The components are mixed in a Lödige-type high-speed paddle mixer for at least three minutes at a speed of 1500 rpm. The mixture is made based on the proportions indicated in the formula.
As an option, and in order to reduce the particle size to less than 1 mm, choppers may be set to between 1500 and 3000 rpm during the last minute of the mixing. The mixture is then emptied from the mixer on to a <1 mm sieve to be sifted until the product is left with a particle size distribution of 40% or less per a 200 micron sifter, and 100% percent passage through a 1 mm sifter. The sifted product is mixed with the amount of encapsulation coadjuvants selected, preferably in not more than 0.5% by weight of the final mixture. This is subsequently followed by the automatic encapsulation, into vegetable capsules, and their bottling and packing process.

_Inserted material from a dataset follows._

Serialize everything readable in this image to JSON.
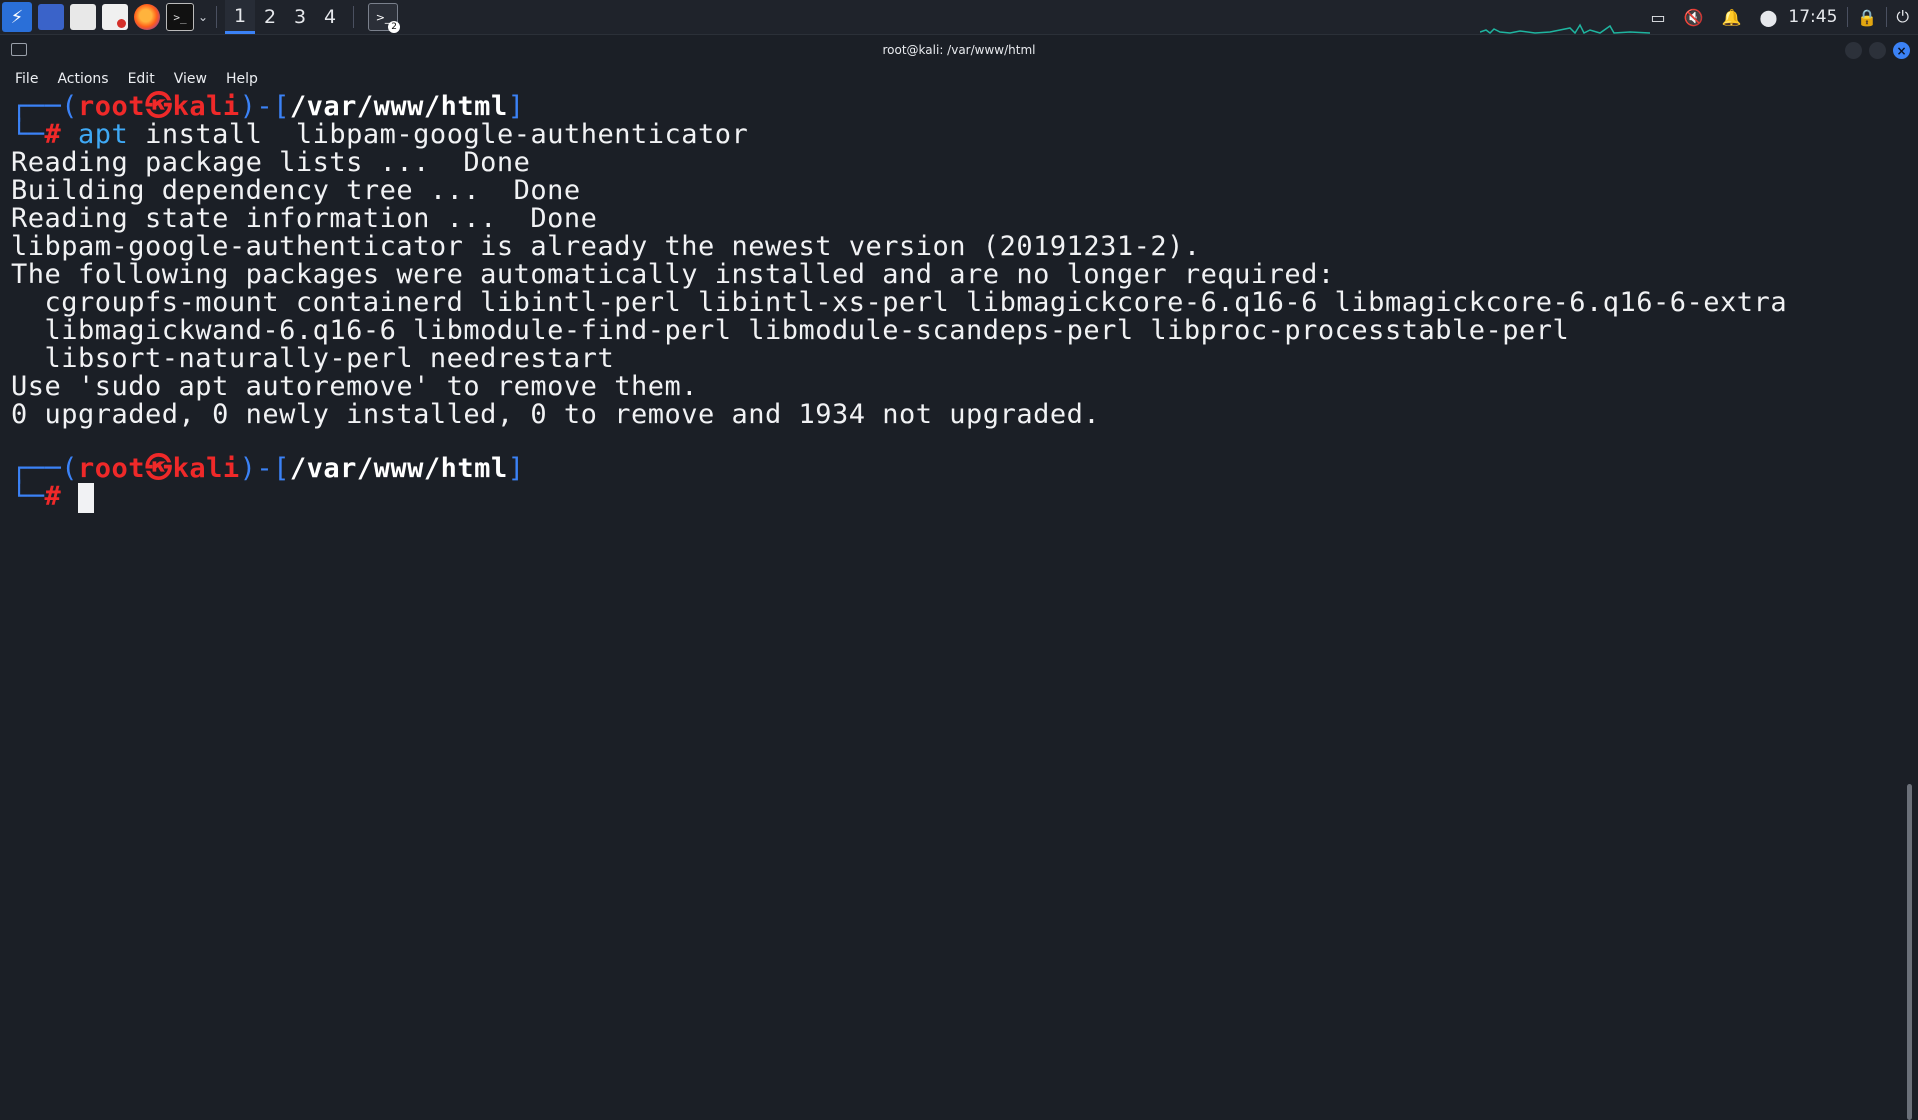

The effective dosage, both for males as well as for females, is one 500 mg capsule in the morning and another at either lunch or dinner, that is, a total of 2 (two) capsules daily. However, there are volunteers who only require one capsule per day, while others double the dosage when they engage in excesses that are often the triggering factors of episodes of heartburn, like in the case of abundant meals and/or excess alcohol intakes. Dosage units should be preferably administered before meals, specifically at least 30 to 90 minutes before lunch, and preferably 30 to 60 minutes before lunch.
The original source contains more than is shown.